Artificial intelligence trust, risk and security management (TRiSM) faces a series of challenges. One of them is that Agents may come into contact with sensitive information and critical infrastructure, so effective protection measures are required. At the same time, in order to ensure transparency and explainability of the decision-making process, it becomes particularly important to adopt a clear decision-making process. Additionally, a lack of human oversight may reduce the ability to mitigate or correct AI errors. This is because without human participation, the decisions of the AI system may not be corrected or monitored in a timely manner.
On the other hand, regulatory policies on artificial intelligence have also become a hot topic. Regarding the issue of agency in particular, early regulatory proposals tended to impose strict rules and responsibilities on autonomous actors. This change in the regulatory environment may have a significant impact on the development and application of AI. At the same time, the resistance to Agent within the organization cannot be ignored. This is mainly due to employees’ fear of being replaced by AI.
The development and evolution of AI Agent
The Multi-Agent field is developing towards a multi-Agent cooperation framework. Large models can discuss issues from multiple perspectives. If different identities are defined for each Agent, such as manager, programmer, tester, etc., professional content can be mined more effectively. This multi-Agent combination enables large models to perform deeper calculations and thinking, and better solve complex tasks. At the same time, using different large models to assume different roles in the team can bring together various advantages.
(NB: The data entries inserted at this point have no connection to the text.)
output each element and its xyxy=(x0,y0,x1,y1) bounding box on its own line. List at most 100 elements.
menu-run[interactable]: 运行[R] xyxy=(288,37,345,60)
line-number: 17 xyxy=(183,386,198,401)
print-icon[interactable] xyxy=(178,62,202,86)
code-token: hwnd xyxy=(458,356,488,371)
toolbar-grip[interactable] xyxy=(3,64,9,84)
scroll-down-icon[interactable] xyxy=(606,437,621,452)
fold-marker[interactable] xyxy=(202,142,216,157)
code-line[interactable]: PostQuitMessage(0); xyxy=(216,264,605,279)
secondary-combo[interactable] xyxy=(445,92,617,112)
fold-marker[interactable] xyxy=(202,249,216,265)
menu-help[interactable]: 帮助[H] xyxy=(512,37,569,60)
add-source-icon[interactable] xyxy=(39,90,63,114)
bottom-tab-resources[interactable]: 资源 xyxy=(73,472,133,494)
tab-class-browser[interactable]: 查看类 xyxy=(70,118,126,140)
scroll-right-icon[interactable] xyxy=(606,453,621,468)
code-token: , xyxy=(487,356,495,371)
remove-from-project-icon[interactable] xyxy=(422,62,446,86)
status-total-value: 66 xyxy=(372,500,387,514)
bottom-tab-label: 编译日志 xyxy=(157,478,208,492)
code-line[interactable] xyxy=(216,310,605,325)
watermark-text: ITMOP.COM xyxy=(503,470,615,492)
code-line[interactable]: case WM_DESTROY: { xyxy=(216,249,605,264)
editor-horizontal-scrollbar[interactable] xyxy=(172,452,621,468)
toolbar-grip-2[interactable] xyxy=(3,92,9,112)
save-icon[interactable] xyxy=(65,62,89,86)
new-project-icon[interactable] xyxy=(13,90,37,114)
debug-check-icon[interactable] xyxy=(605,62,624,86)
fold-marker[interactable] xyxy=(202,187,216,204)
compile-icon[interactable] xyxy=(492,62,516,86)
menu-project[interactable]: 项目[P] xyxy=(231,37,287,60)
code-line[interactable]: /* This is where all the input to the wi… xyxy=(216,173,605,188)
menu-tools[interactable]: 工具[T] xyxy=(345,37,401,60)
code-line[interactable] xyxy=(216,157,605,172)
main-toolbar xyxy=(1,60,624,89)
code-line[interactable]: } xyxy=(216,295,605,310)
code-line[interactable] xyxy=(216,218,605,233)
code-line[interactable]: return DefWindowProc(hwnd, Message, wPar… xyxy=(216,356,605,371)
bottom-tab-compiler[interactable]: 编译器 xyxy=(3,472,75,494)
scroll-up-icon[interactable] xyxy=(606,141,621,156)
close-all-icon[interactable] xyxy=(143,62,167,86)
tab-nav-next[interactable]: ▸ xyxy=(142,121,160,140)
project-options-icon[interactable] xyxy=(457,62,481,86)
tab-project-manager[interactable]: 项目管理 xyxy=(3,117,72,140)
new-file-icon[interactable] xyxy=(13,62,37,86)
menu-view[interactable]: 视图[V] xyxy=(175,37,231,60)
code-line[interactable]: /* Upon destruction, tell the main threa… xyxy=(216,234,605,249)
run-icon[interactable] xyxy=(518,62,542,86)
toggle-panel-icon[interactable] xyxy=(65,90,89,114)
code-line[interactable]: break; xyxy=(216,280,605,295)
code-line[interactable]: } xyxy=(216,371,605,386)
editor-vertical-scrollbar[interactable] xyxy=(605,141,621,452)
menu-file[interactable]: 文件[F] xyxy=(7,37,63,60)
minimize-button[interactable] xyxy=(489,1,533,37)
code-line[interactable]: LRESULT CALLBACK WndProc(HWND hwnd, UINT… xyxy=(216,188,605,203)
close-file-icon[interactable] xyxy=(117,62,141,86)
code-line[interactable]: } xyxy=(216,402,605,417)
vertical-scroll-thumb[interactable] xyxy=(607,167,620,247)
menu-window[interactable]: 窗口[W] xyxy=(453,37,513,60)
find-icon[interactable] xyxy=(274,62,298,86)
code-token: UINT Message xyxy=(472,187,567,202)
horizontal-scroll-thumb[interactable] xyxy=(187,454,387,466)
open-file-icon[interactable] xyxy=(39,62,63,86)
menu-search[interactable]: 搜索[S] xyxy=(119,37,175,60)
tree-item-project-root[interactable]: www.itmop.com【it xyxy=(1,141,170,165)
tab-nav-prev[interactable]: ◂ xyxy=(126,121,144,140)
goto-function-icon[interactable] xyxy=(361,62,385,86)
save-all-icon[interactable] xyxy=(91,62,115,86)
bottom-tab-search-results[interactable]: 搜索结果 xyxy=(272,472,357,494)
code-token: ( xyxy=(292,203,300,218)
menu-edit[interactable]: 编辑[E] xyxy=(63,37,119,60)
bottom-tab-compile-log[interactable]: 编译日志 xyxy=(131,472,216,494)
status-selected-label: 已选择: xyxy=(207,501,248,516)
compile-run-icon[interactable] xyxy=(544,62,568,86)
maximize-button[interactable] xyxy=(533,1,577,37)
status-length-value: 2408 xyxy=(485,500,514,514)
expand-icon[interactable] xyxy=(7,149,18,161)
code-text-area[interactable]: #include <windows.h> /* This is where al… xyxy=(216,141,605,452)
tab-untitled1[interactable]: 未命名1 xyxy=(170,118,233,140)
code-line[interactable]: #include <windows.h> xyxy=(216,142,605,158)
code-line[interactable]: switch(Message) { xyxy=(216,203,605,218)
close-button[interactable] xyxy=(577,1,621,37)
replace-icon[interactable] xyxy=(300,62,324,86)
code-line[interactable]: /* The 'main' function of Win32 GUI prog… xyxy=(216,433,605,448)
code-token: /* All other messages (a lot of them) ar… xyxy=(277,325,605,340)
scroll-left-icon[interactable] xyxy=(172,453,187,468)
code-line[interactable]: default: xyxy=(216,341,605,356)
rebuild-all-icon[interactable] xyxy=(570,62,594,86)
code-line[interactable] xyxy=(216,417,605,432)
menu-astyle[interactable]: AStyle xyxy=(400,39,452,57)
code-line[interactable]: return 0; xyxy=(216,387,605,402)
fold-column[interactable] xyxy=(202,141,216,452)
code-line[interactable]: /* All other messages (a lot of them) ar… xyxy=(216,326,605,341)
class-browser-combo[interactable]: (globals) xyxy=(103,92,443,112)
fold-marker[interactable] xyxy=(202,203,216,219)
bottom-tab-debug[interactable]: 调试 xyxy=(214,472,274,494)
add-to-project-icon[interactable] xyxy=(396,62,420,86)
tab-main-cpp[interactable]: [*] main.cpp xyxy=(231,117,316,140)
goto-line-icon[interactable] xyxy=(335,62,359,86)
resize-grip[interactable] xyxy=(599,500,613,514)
In terms of multimodality, large models are developing towards understanding non-literal forms. This ability mainly involves parsing visual information, which usually requires a large amount of text description. Agents with multi-modal processing capabilities can enhance the perception of the environment, which is crucial for applications such as autonomous driving and robots that interact with the real world. But currently, the capabilities and scale of encoders for non-text modalities are far less than those of language models. In the future, there may be large multi-modal models that are trained with multiple modal corpora from the beginning, or when the capabilities of visual modal encoders improve and keep pace with large language models, their combined use will lead to breakthrough developments.
In the future, Agents may also realize self-evolution functions like large models. If humans can self-evolve a corresponding division of labor system, perhaps Agents can also self-design an organizational structure more suitable for Agent collaboration to better complete complex tasks.
Conclusion
In the long run, AI Agent will form deeper intelligent connections. However, the current AI Agent technology is not yet mature and will take some time to develop. However, if the Agent era is already coming, then in the next few years, It will completely change the way we live our lives, and we are looking forward to it together.